Scandinavian languages

Adam Hyllested adahyl at cphling.dk
Fri Apr 16 14:17:08 UTC 1999


EGO:
> The genetic classification of languages is
> based on origins, not on linguistic similarities caused by later foreign
> influence.

LARRY TRASK:
> Exactly.  So, based on origins, we'd expect Norwegian to form a branch
> with Icelandic.

There should be absolutely no doubt that one of the Norwegian standards,
Nynorsk (lit. 'New Norwegian' or 'Modern Norwegian' - actually, the
archaic variety) belongs to the West Nordic Group together with Icelandic
and Faroese. Nynorsk is based on the original dialects of Norway, and
these all share the typical West Nordic linguistic features. The problem
arouses when one tries to include Bokmål (lit. 'Book
Language' or 'Written Language'), because this second standard has
developed from written *Danish* with Norwegian as a substrate.

LARRY TRASK:
> Yet all the published trees I've ever seen group Norwegian with
> Danish and Swedish, in defiance of the original state of affairs, but in
> line with modern realities.

Again, with one modification: this is only true of Bokmål.

EGO:
> A Germanic language stays Germanic forever, no matter how
> unrecognizeable it may have become.

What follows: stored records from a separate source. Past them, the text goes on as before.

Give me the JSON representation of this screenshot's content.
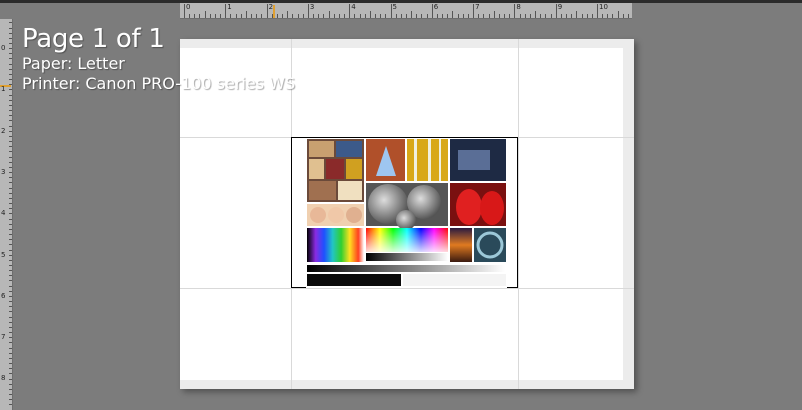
{
  "overlay": {
    "page_count": "Page 1 of 1",
    "paper_label": "Paper:",
    "paper_value": "Letter",
    "printer_label": "Printer:",
    "printer_value": "Canon PRO-100 series WS"
  },
  "rulers": {
    "horizontal_numbers": [
      "0",
      "1",
      "2",
      "3",
      "4",
      "5",
      "6",
      "7",
      "8",
      "9",
      "10"
    ],
    "vertical_numbers": [
      "0",
      "1",
      "2",
      "3",
      "4",
      "5",
      "6",
      "7",
      "8"
    ]
  },
  "colors": {
    "workspace": "#7c7c7c",
    "ruler": "#b7b7b7",
    "ruler_marker": "#e0a030",
    "page": "#ffffff"
  }
}
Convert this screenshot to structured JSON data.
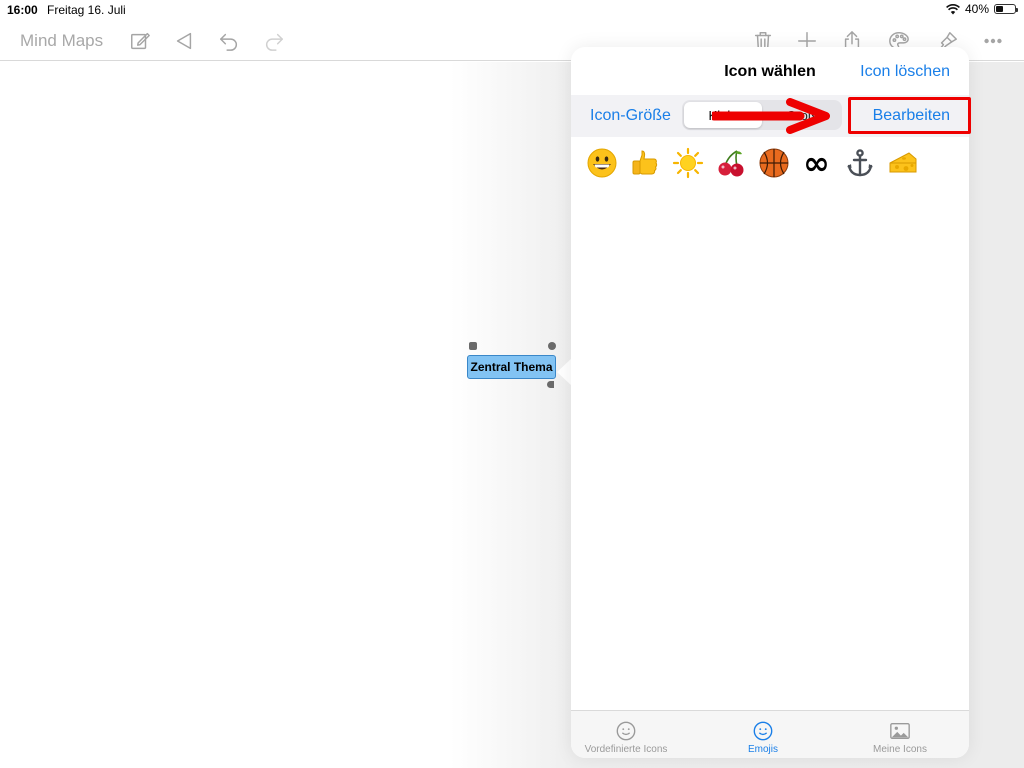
{
  "status_bar": {
    "time": "16:00",
    "date": "Freitag 16. Juli",
    "battery": "40%",
    "battery_level": 0.4
  },
  "toolbar": {
    "title": "Mind Maps",
    "icons": [
      "compose-icon",
      "back-triangle-icon",
      "undo-icon",
      "redo-icon",
      "trash-icon",
      "plus-icon",
      "share-icon",
      "palette-icon",
      "brush-icon",
      "more-icon"
    ]
  },
  "mindmap": {
    "central_topic": "Zentral Thema"
  },
  "popover": {
    "title": "Icon wählen",
    "clear_label": "Icon löschen",
    "size_label": "Icon-Größe",
    "size_options": [
      "Klein",
      "Groß"
    ],
    "selected_size": "Klein",
    "edit_label": "Bearbeiten",
    "emojis": [
      "😀",
      "👍",
      "☀️",
      "🍒",
      "🏀",
      "∞",
      "⚓",
      "🧀"
    ],
    "tabs": [
      {
        "label": "Vordefinierte Icons",
        "selected": false
      },
      {
        "label": "Emojis",
        "selected": true
      },
      {
        "label": "Meine Icons",
        "selected": false
      }
    ]
  },
  "colors": {
    "accent": "#1a7fe8",
    "annotation_red": "#ee0000",
    "node_fill": "#82c3f3"
  }
}
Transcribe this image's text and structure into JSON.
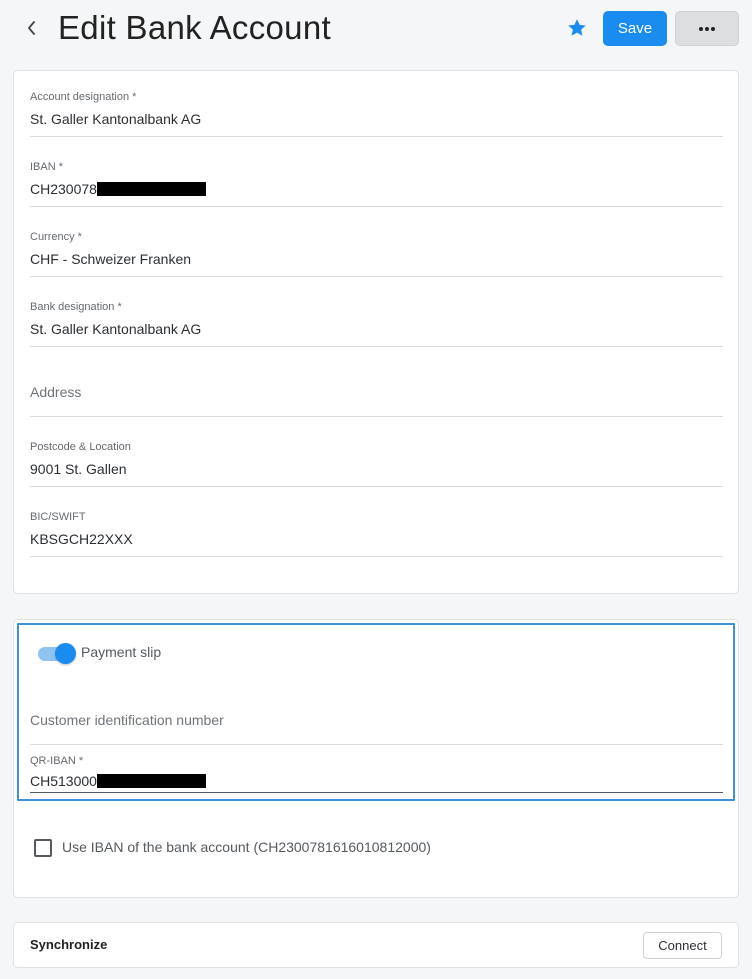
{
  "header": {
    "title": "Edit Bank Account",
    "save_label": "Save",
    "accent_color": "#1a8cf0"
  },
  "bank_account": {
    "account_designation": {
      "label": "Account designation *",
      "value": "St. Galler Kantonalbank AG"
    },
    "iban": {
      "label": "IBAN *",
      "value": "CH230078"
    },
    "currency": {
      "label": "Currency *",
      "value": "CHF - Schweizer Franken"
    },
    "bank_designation": {
      "label": "Bank designation *",
      "value": "St. Galler Kantonalbank AG"
    },
    "address": {
      "placeholder": "Address"
    },
    "postcode_location": {
      "label": "Postcode & Location",
      "value": "9001 St. Gallen"
    },
    "bic_swift": {
      "label": "BIC/SWIFT",
      "value": "KBSGCH22XXX"
    }
  },
  "payment_slip": {
    "toggle_label": "Payment slip",
    "toggle_on": true,
    "customer_id": {
      "placeholder": "Customer identification number"
    },
    "qr_iban": {
      "label": "QR-IBAN *",
      "value": "CH513000"
    },
    "use_iban_label": "Use IBAN of the bank account (CH2300781616010812000)",
    "use_iban_checked": false
  },
  "sync": {
    "title": "Synchronize",
    "connect_label": "Connect"
  }
}
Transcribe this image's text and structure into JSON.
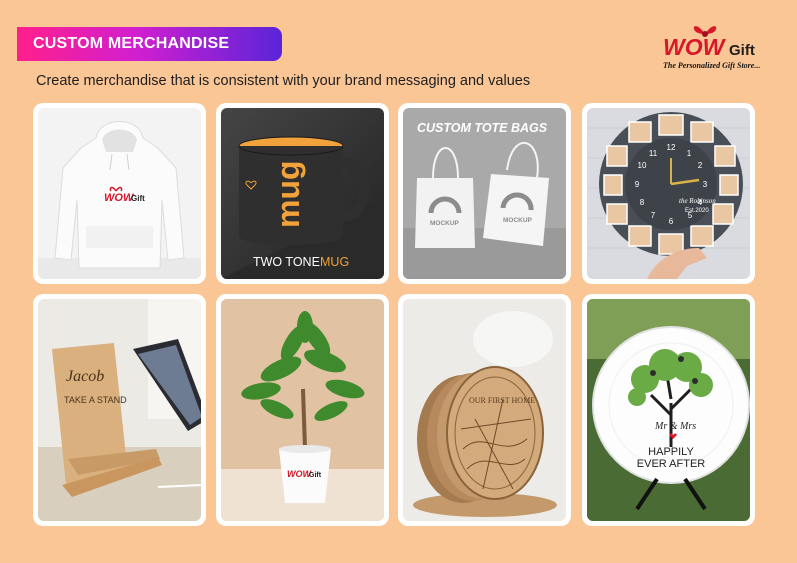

The leaves of a family language tree
> simply cannot move from one branch to another.

LARRY TRASK:
> According to the family-tree model, this is correct.  But my point was that
> this model does not suffice to capture all aspects of language history

Should it? To me, the family tree model is purely genetic.

LARRY TRASK:
> I might add that the well-known Pennsylvania tree for the IE family sees the
> entire Germanic branch as having done something similar: this view sees
> Germanic as having started off as part of an eastern cluster of IE languages,
> but then as having "migrated" (linguistically, I mean) into a western
> cluster.  The authors' final decision is to put Germanic into a western
> branch, but they explicitly acknowledge the inadequacy of this decision.

If Germanic started off as part of an eastern IE cluster, then even today
I would group it into this cluster to show its Eastern IE heritage.